The presence or absence of certain taxa will allow other bacterial families/species to flourish or be inhibited, which in turn will alter host/microbial homeostasis, emphasising the need to consider communities and not bacteria in isolation. Furthermore, changes in one bacterium may not be significant functionally if the clade as a whole is unaffected. RF models can account for such interactions among taxa, and the ‘importance’ assigned to a taxon (Fig. 3b–e) takes these into account64. RF approaches have previously proved effective where ratios of Firmicutes to Bacteroidetes could not51 and could discriminate between patients with active Crohn’s disease and those in remission with ~ 70% accuracy65. Here we go one step further, by using the full range of clades in a phylogenetic tree as explanatory variables in the RF model. This avoids over-stretching the data by assigning a sequence read to one taxon rather than another, when it is in fact similarly close or distant to both. It also ensures that we do not lose power that is in the data e.g. clear phylogenetic structure among sequences that are closer than a given threshold (typically 97% identity used for OTUs66). The development of ‘de-noising’ approaches such as DADA267 and DEBLUR68 to generate amplicon sequence variants (ASVs) also goes some way to avoiding the problems of using universal similarity thresholds to define OTUs. However, different de-noisers can lead to different results69. We avoid such issues by using all sequence variants, whether true ASVs or sequencing errors. Given our well-controlled experiment, we do not expect different sequencing errors in different treatments.
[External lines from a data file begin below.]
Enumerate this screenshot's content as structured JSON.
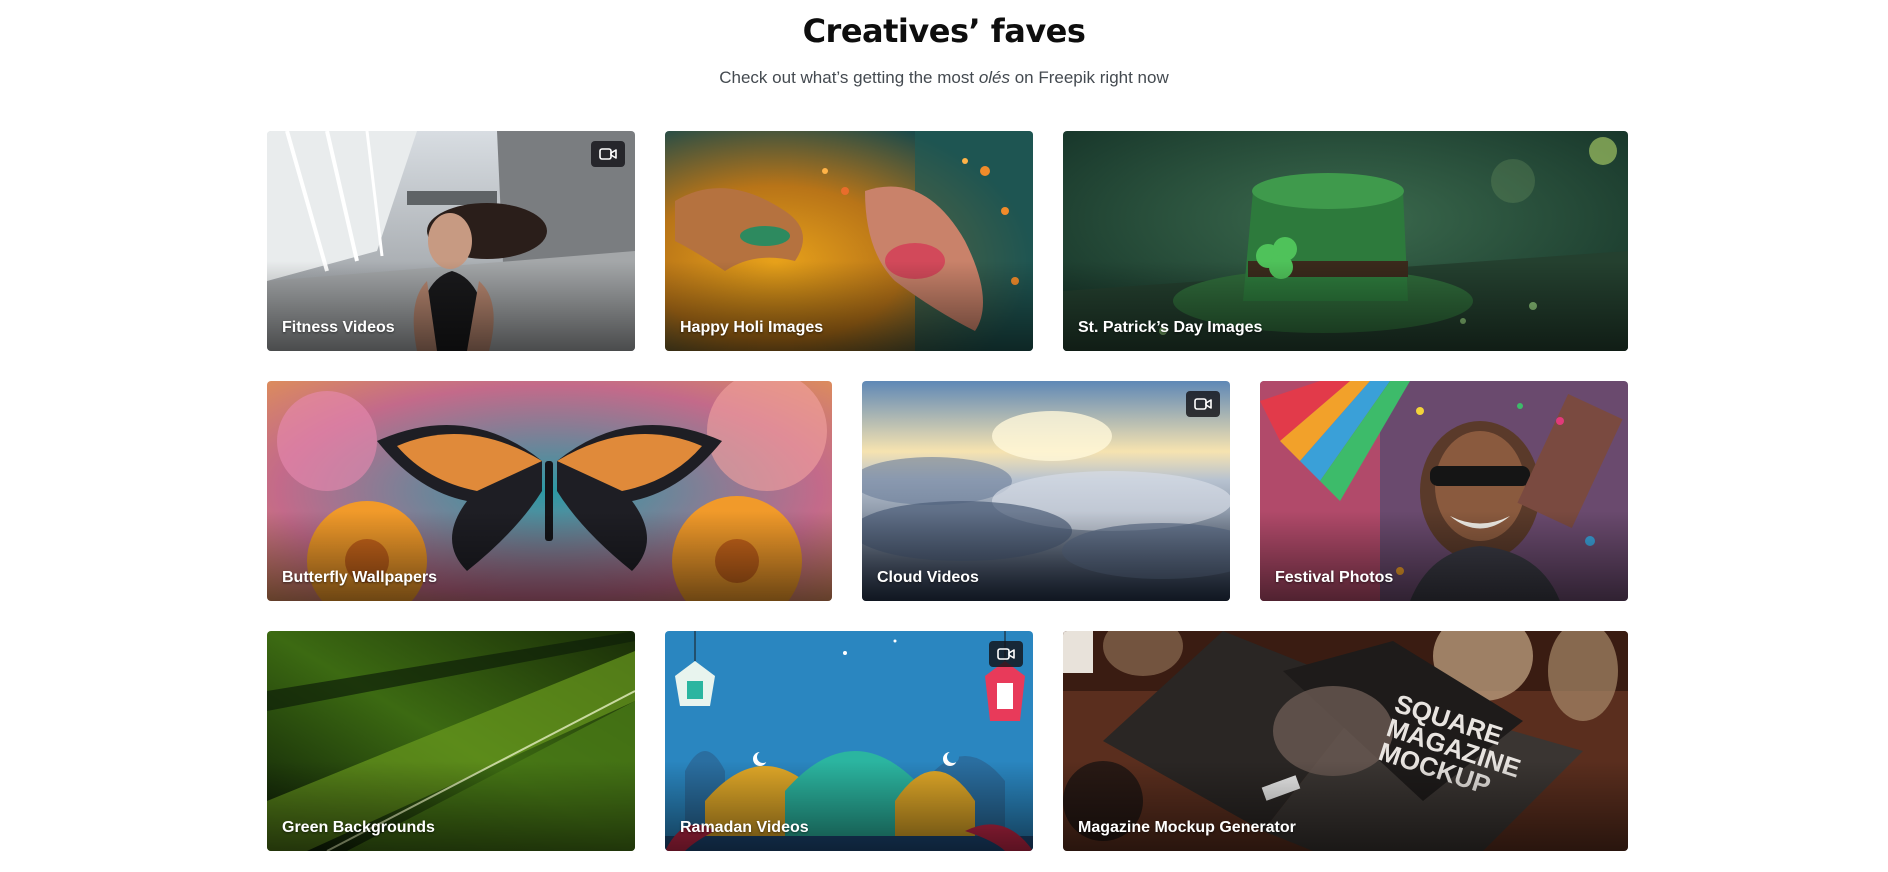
{
  "header": {
    "title": "Creatives’ faves",
    "subtitle_before": "Check out what’s getting the most ",
    "subtitle_emphasis": "olés",
    "subtitle_after": " on Freepik right now"
  },
  "cards": [
    {
      "label": "Fitness Videos",
      "icon": "video-camera-icon"
    },
    {
      "label": "Happy Holi Images"
    },
    {
      "label": "St. Patrick’s Day Images"
    },
    {
      "label": "Butterfly Wallpapers"
    },
    {
      "label": "Cloud Videos",
      "icon": "video-camera-icon"
    },
    {
      "label": "Festival Photos"
    },
    {
      "label": "Green Backgrounds"
    },
    {
      "label": "Ramadan Videos",
      "icon": "video-camera-icon"
    },
    {
      "label": "Magazine Mockup Generator"
    }
  ],
  "mockup_text": {
    "line1": "SQUARE",
    "line2": "MAGAZINE",
    "line3": "MOCKUP"
  }
}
This expectation is consistent with the fact that we find the very rarest variants, which will be highly enriched for sequencing errors, are no better than random at distinguishing any of our treatments (Fig. 4e–h). This approach and our focus on differences among treatments comes at a cost—we do not even attempt to estimate the ‘true’ community composition of any particular sample or how well it’s captured by the data. Despite this, we are able to identify clear compositional differences and phylogenetic patterns in communities across the treatments studied.

In conclusion, taking a carefully designed factorial experiment involving co-housing of different genotypes of littermate mice, we have been able to identify major changes in the gut microbiome with age, niches, cages and mothers, but not genotype (Figs. 2, 3a). In particular, we highlight a clear impact on the gut microbial communities associated with these experimental factors, particularly cage and maternal effect with phylogenetic patterns that are in stark contrast to niche and age. Together, this work reveals the subtlety of the balance between homeostasis and difference in the gut microbiome, and emphasises the need to carefully account for host environment when performing future studies.